Mediumship and Psychic Mediums

 


Mediums, unique individuals considered to be especially open to the subtler realities of the world and therefore particularly capable of interacting with spirit beings, have historically been central to the Spiritualist movement. “A Spiritualist is one who believes, as the foundation of his or her faith, in the communication between this and the spirit world through mediumship, and who endeavors to mold his or her character and actions in conformity with the highest teachings devised by such communion,” the National Spiritualist Association of Churches declares in its Declaration of Principles.

The radio, which operates by receiving waves of energy that vibrate at different frequencies, has been used to explain mediumship. As a result, a medium was described as someone who was receptive to the spirit world's higher vibrations. As a result, mediums may function as a conduit for spirits that spoke with or through them. Any mediums relayed material they perceived from their interaction with the spirit world while in a slightly disturbed state of consciousness.

Others worked in a deep coma, allowing what they thought were spirit beings to gain hold of their bodies and communicate through their vocal cords.

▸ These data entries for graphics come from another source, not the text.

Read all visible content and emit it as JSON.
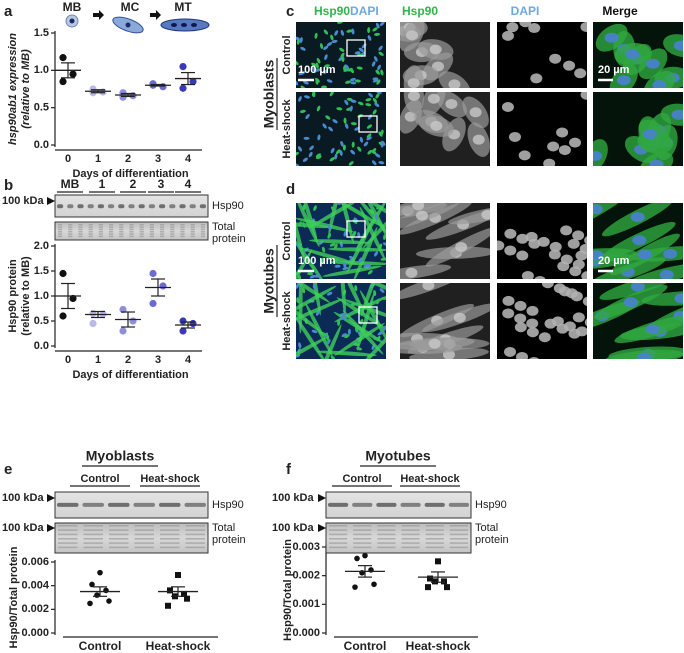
{
  "panel_letters": [
    "a",
    "b",
    "c",
    "d",
    "e",
    "f"
  ],
  "chart_data": [
    {
      "type": "dotplot",
      "stages": [
        "MB",
        "MC",
        "MT"
      ],
      "ylabel": [
        "hsp90ab1 expression",
        "(relative to MB)"
      ],
      "xlabel": "Days of differentiation",
      "categories": [
        "0",
        "1",
        "2",
        "3",
        "4"
      ],
      "colors": [
        "#111111",
        "#b9b9e9",
        "#8f8fdc",
        "#6b6bd2",
        "#3a3ab8"
      ],
      "markers": [
        "circle",
        "circle",
        "circle",
        "circle",
        "circle"
      ],
      "points": [
        [
          1.17,
          0.95,
          0.85
        ],
        [
          0.75,
          0.71,
          0.7
        ],
        [
          0.7,
          0.66,
          0.64
        ],
        [
          0.82,
          0.78,
          0.8
        ],
        [
          1.05,
          0.85,
          0.76
        ]
      ],
      "means": [
        1.0,
        0.72,
        0.67,
        0.8,
        0.89
      ],
      "errors": [
        0.1,
        0.02,
        0.02,
        0.01,
        0.08
      ],
      "ylim": [
        0,
        1.5
      ],
      "yticks": [
        {
          "value": 0,
          "label": "0.0"
        },
        {
          "value": 0.5,
          "label": "0.5"
        },
        {
          "value": 1,
          "label": "1.0"
        },
        {
          "value": 1.5,
          "label": "1.5"
        }
      ]
    },
    {
      "type": "dotplot",
      "blot": {
        "lanes": [
          "MB",
          "1",
          "2",
          "3",
          "4"
        ],
        "markers": [
          "100 kDa"
        ],
        "bands": [
          "Hsp90",
          "Total protein"
        ]
      },
      "ylabel": [
        "Hsp90 protein",
        "(relative to MB)"
      ],
      "xlabel": "Days of differentiation",
      "categories": [
        "0",
        "1",
        "2",
        "3",
        "4"
      ],
      "colors": [
        "#111111",
        "#b9b9e9",
        "#8f8fdc",
        "#6b6bd2",
        "#3a3ab8"
      ],
      "markers": [
        "circle",
        "circle",
        "circle",
        "circle",
        "circle"
      ],
      "points": [
        [
          1.45,
          0.95,
          0.6
        ],
        [
          0.65,
          0.64,
          0.45
        ],
        [
          0.73,
          0.5,
          0.3
        ],
        [
          1.45,
          1.2,
          0.85
        ],
        [
          0.5,
          0.45,
          0.3
        ]
      ],
      "means": [
        1.0,
        0.63,
        0.53,
        1.17,
        0.42
      ],
      "errors": [
        0.25,
        0.06,
        0.15,
        0.17,
        0.06
      ],
      "ylim": [
        0,
        2
      ],
      "yticks": [
        {
          "value": 0,
          "label": "0.0"
        },
        {
          "value": 0.5,
          "label": "0.5"
        },
        {
          "value": 1,
          "label": "1.0"
        },
        {
          "value": 1.5,
          "label": "1.5"
        },
        {
          "value": 2,
          "label": "2.0"
        }
      ]
    },
    {
      "type": "dotplot",
      "blot": {
        "title": "Myoblasts",
        "groups": [
          "Control",
          "Heat-shock"
        ],
        "markers": [
          "100 kDa",
          "100 kDa"
        ],
        "bands": [
          "Hsp90",
          "Total protein"
        ]
      },
      "ylabel": [
        "Hsp90/Total protein"
      ],
      "categories": [
        "Control",
        "Heat-shock"
      ],
      "colors": [
        "#111111",
        "#111111"
      ],
      "markers": [
        "circle",
        "square"
      ],
      "points": [
        [
          0.0051,
          0.0041,
          0.0036,
          0.0032,
          0.0027,
          0.0025
        ],
        [
          0.0049,
          0.0036,
          0.0033,
          0.0031,
          0.0029,
          0.0023
        ]
      ],
      "means": [
        0.0035,
        0.0035
      ],
      "errors": [
        0.0004,
        0.0004
      ],
      "ylim": [
        0,
        0.006
      ],
      "yticks": [
        {
          "value": 0,
          "label": "0.000"
        },
        {
          "value": 0.002,
          "label": "0.002"
        },
        {
          "value": 0.004,
          "label": "0.004"
        },
        {
          "value": 0.006,
          "label": "0.006"
        }
      ]
    },
    {
      "type": "dotplot",
      "blot": {
        "title": "Myotubes",
        "groups": [
          "Control",
          "Heat-shock"
        ],
        "markers": [
          "100 kDa",
          "100 kDa"
        ],
        "bands": [
          "Hsp90",
          "Total protein"
        ]
      },
      "ylabel": [
        "Hsp90/Total protein"
      ],
      "categories": [
        "Control",
        "Heat-shock"
      ],
      "colors": [
        "#111111",
        "#111111"
      ],
      "markers": [
        "circle",
        "square"
      ],
      "points": [
        [
          0.0027,
          0.0026,
          0.0022,
          0.0021,
          0.0017,
          0.0016
        ],
        [
          0.0025,
          0.0019,
          0.0018,
          0.0018,
          0.0016,
          0.0016
        ]
      ],
      "means": [
        0.00215,
        0.00195
      ],
      "errors": [
        0.0002,
        0.00018
      ],
      "ylim": [
        0,
        0.003
      ],
      "yticks": [
        {
          "value": 0,
          "label": "0.000"
        },
        {
          "value": 0.001,
          "label": "0.001"
        },
        {
          "value": 0.002,
          "label": "0.002"
        },
        {
          "value": 0.003,
          "label": "0.003"
        }
      ]
    }
  ],
  "microscopy": {
    "header": [
      "Hsp90",
      "DAPI",
      "Hsp90",
      "DAPI",
      "Merge"
    ],
    "rows": [
      {
        "cell_type": "Myoblasts",
        "conditions": [
          "Control",
          "Heat-shock"
        ],
        "scale_bars": [
          "100 µm",
          "20 µm"
        ]
      },
      {
        "cell_type": "Myotubes",
        "conditions": [
          "Control",
          "Heat-shock"
        ],
        "scale_bars": [
          "100 µm",
          "20 µm"
        ]
      }
    ]
  }
}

When trance mediums went into trance, it was normal for one or more control spirits to arise first, then serve as master of ceremonies for other spirits to appear and communicate.

AUTOMATIC WRITING is a type of mediumship in which the medium allows the spirit agent to regulate his or her motor activity to write messages with pen and paper. Spiritualism arose from the very primitive mediumship of the young Fox sisters, Kate and Margaret, who encountered rappings in their home, but the trend advanced quickly with Andrew Jackson Davis' full-trance mediumship.

He not only served as a conduit for people to collect fleeting messages from departed loved ones, but he also provided extensive treatises on divine teachings from reputedly advanced spirit beings, a phenomenon now known as channeling. Materialization was a particularly contentious concept applied to mediums.

During the last decades of the nineteenth century, scores of mediums appeared, claiming to be able to not only interact with the deceased, but also to enable them to manifest in a ghostly state for a fleeting period. Mediums mediated several tangible embodiments of ghosts, including the materialization of spirit beings at small meetings for spirit contact known as séances.

Other mediums, for example, used cameras to photograph those that visited them. Mediums can also perform a series of “impossible” physical feats, such as the levitation of items held in the séance room's core or the teleportation of tiny objects from other places to the séance room.

Overwhelmingly, the physical phenomena associated with mediumship has been shown to have been produced by fraud, a fact that has called appropriate reprobation on the movement. Today, with few exceptions, Spiritualism has been content to fall back on the basic verbal communications from the spirit world that gave the movement birth. Mediumship is a phenomenon by no means limited to the Spiritualist movement. Analogous religious functionaries, special people who have access to information and contact with different spirit entities, operate in a variety of religious traditions, and include shamans from indigenous religions and those who speak with angels in modern Christian churches.

Mediumship itself expanded in the last generation because of the New Age movement. Spiritualists did not positively relate to the New Age movement, but integral to the New Age were channelers. Through the 1980s literally thousands of channelers emerged, offering New Age believers the information they received from a variety of spiritual beings. That Spiritualism tended to distance itself from the New Age accounts in large part for its lack of growth while related movements were rapidly expanding during the 1980s and 1990s.

The majority of the physical manifestations associated with mediumship have been shown to be the product of deception and has brought appropriate condemnation upon the movement as a whole. Spiritualism has been content, with few exceptions, to rely on the simple verbal messages from the spirit world that gave rise to the movement. The phenomenon of mediumship is not confined to the Spiritualist movement. Similar ritual functionaries, such as shamans from indigenous faiths and others who communicate with angels in western churches, practice in several religious practices and have access to wisdom and communication with various spirit beings.